Abstract

Kinases are one of the most popular classes of drug targets as they are involved in signal transduction pathways, which are wired through a phosphotransfer cascade and elicit a number of important and essential physiological responses. Kinase specificity has emerged as one of the major issues to be addressed in drug discovery approaches. In most kinases the active site is the ATP binding site and finding suitable hits which maximize the affinity of binding has been traditionally important to obtain the type I inhibitors. While type I inhibitors have effective binding affinity more often than not they encounter side-effects usually associated with specificity. Therefore in recent times it has become indispensable to optimize specificity for developing effective kinase inhibitors. The review presents an overview of kinase drug discovery and the different strategies used to date for the design of kinase leads accounting for their success and failure.

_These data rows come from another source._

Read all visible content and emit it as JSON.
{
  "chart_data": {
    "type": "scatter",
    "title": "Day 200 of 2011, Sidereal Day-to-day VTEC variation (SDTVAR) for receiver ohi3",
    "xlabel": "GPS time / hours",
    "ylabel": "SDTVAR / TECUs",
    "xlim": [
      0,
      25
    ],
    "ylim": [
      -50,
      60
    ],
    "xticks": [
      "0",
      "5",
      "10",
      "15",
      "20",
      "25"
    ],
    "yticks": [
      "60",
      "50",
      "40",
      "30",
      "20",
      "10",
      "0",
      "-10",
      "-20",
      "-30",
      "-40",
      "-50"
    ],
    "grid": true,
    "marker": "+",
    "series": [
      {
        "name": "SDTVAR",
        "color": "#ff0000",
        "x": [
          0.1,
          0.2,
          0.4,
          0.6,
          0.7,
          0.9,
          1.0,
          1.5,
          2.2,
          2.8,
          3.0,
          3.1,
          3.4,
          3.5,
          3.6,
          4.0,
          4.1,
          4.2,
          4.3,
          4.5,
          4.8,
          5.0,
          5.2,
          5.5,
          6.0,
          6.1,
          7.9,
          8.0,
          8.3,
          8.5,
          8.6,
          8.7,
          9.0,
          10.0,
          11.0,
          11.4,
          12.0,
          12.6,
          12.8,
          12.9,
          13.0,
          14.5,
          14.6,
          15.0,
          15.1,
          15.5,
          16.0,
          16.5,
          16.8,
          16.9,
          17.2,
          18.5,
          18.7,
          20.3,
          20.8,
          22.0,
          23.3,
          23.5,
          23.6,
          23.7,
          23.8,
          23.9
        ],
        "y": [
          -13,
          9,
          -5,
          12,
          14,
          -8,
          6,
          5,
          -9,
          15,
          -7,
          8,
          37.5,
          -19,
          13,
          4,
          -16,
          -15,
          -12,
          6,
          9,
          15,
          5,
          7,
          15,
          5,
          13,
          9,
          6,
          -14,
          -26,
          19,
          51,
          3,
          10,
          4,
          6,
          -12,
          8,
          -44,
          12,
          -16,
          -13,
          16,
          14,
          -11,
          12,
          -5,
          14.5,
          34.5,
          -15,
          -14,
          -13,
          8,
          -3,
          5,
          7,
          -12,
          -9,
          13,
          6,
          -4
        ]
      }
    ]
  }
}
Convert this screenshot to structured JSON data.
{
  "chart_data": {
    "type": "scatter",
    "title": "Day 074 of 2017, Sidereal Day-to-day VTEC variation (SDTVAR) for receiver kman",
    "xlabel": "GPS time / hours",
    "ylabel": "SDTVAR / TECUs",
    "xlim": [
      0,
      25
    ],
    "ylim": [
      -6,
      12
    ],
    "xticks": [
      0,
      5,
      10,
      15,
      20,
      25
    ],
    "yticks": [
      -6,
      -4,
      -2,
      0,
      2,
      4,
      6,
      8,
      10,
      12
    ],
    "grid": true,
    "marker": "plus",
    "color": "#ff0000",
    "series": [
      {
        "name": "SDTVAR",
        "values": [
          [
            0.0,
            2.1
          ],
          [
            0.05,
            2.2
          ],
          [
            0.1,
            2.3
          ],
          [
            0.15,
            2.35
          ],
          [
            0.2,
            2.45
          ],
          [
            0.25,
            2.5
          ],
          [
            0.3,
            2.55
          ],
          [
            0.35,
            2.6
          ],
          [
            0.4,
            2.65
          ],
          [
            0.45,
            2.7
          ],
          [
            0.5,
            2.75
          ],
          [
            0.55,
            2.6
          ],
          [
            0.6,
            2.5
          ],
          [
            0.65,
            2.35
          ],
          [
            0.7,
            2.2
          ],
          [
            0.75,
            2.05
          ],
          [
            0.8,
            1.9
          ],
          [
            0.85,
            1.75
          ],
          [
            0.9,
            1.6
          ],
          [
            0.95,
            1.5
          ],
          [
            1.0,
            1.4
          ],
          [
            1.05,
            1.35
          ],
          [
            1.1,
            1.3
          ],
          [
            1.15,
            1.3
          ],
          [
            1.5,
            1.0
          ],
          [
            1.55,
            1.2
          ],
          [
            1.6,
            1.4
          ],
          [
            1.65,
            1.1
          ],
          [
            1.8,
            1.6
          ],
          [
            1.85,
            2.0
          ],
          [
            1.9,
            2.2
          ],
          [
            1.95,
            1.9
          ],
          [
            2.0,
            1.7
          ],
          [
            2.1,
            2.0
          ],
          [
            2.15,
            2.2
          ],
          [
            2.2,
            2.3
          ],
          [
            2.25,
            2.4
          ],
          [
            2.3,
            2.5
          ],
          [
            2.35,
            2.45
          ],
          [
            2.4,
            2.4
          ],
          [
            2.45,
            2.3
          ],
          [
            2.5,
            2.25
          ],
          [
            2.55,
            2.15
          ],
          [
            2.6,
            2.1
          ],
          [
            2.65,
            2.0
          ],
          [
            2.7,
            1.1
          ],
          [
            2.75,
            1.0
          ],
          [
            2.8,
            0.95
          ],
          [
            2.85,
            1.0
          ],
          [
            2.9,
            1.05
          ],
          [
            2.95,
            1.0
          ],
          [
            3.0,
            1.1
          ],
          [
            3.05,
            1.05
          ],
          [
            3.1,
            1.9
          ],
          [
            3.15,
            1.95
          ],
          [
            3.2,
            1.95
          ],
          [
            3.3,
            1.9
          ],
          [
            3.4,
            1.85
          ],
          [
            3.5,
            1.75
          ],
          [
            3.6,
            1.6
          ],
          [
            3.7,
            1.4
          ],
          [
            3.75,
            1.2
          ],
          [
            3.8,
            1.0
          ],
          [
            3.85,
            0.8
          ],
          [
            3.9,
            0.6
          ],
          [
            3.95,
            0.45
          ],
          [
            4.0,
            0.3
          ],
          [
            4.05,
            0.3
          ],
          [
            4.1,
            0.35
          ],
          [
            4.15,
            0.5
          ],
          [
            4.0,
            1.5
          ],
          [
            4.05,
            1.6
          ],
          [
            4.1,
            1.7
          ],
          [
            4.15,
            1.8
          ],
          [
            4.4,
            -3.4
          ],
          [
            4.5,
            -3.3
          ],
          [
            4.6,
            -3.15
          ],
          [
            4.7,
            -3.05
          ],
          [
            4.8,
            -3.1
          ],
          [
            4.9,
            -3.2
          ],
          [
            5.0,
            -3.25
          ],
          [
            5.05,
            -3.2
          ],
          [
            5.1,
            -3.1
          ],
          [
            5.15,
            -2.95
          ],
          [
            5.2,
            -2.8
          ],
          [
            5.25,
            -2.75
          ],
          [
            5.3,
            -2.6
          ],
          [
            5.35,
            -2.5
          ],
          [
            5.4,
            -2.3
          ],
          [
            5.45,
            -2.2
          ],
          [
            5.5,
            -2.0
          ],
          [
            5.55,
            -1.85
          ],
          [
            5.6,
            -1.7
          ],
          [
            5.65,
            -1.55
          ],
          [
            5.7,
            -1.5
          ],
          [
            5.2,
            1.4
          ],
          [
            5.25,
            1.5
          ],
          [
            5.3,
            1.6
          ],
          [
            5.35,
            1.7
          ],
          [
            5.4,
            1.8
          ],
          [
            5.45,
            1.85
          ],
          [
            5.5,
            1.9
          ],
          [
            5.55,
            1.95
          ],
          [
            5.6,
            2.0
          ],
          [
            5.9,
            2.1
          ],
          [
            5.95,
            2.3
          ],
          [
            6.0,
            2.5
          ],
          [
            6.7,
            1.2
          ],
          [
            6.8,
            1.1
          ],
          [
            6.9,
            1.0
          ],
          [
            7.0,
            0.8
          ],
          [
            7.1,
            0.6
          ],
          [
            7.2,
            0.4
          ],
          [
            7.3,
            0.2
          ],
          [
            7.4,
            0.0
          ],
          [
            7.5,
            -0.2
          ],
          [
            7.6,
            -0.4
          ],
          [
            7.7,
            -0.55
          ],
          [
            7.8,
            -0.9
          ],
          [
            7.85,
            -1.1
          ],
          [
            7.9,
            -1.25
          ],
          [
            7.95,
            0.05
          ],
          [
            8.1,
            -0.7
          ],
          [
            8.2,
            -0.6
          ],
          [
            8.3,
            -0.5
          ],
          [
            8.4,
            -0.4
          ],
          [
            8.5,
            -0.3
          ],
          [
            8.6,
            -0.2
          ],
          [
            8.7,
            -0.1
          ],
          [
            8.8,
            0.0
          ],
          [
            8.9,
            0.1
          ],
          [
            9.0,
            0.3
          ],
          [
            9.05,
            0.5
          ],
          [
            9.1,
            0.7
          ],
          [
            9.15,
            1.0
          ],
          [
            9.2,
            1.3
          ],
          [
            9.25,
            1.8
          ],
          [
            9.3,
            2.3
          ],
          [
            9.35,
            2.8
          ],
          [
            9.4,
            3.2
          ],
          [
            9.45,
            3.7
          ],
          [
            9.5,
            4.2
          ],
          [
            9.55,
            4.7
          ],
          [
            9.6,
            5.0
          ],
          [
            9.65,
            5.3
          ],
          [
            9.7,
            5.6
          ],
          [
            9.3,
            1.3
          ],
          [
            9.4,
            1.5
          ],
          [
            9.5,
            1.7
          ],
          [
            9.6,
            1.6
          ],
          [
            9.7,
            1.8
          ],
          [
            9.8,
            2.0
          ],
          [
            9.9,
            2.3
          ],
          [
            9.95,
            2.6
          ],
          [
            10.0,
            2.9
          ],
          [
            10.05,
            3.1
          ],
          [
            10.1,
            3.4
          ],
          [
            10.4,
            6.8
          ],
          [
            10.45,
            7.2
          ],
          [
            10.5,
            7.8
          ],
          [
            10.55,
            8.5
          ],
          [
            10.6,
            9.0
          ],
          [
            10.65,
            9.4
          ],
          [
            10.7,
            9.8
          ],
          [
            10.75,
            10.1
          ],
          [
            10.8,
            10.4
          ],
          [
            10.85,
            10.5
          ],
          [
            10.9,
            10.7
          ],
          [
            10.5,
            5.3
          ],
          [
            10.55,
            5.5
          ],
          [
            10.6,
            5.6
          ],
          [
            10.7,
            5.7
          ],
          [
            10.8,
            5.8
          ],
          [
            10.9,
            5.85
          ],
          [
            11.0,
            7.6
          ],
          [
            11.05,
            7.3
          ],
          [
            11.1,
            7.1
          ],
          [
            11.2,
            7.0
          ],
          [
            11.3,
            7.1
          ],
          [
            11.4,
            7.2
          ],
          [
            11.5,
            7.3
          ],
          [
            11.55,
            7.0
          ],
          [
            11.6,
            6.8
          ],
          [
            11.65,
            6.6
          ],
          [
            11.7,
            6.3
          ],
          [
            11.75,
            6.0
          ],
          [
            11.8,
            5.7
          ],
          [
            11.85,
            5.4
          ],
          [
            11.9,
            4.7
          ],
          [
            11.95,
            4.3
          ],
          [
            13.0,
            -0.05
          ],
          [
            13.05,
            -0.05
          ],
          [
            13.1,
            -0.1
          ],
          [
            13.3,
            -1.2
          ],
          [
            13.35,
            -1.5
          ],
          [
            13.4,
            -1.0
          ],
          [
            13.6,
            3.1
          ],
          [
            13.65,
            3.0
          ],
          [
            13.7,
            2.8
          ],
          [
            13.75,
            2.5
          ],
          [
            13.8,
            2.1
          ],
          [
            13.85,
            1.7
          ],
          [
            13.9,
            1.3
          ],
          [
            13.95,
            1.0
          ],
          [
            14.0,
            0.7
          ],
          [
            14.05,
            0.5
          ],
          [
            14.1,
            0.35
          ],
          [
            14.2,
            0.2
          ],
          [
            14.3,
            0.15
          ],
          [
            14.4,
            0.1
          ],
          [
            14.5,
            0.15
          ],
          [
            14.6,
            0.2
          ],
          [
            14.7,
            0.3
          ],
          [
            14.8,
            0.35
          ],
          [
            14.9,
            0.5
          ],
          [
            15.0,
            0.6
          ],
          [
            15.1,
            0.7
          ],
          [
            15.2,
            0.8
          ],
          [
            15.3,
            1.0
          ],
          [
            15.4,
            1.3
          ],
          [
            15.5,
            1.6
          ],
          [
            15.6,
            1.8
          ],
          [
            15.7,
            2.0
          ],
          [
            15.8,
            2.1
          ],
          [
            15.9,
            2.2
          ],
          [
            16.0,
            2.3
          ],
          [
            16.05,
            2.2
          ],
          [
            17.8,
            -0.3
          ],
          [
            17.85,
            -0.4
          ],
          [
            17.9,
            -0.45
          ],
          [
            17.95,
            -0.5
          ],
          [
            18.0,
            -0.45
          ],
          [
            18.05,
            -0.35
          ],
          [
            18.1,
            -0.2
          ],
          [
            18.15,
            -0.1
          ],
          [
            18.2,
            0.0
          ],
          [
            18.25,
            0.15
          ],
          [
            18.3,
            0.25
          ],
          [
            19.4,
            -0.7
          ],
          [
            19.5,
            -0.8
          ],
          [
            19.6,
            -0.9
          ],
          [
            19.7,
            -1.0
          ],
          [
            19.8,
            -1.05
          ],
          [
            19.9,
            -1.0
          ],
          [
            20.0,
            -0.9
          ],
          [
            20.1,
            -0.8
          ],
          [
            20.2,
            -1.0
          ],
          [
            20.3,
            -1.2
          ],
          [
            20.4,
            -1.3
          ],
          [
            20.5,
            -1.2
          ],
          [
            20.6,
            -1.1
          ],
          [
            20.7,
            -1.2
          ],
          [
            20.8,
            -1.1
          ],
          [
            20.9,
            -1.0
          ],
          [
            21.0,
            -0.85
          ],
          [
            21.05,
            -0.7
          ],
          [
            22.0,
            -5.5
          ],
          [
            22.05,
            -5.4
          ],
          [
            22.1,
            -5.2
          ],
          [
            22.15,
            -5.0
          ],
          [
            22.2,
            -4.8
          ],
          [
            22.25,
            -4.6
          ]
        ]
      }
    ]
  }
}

A number of strategies exploiting different aspects of kinases like allosteric site, size of the gatekeeper residue, DFG-loop, chemotype selectivity, non-covalent interactions, salt-bridge, solvation, etc. have been explored to circumvent the specificity problem in kinases. The probable hot-spots in kinases having a propensity to bring in specificity have been delineated with special emphasis on the design of type II inhibitors with increased specificity from existing type I using fragment tailoring approach. In this review we illustrate the current strategies by taking p38 MAP kinase as a model and expect that such strategies are general and can be extended to the other members of the kinase family.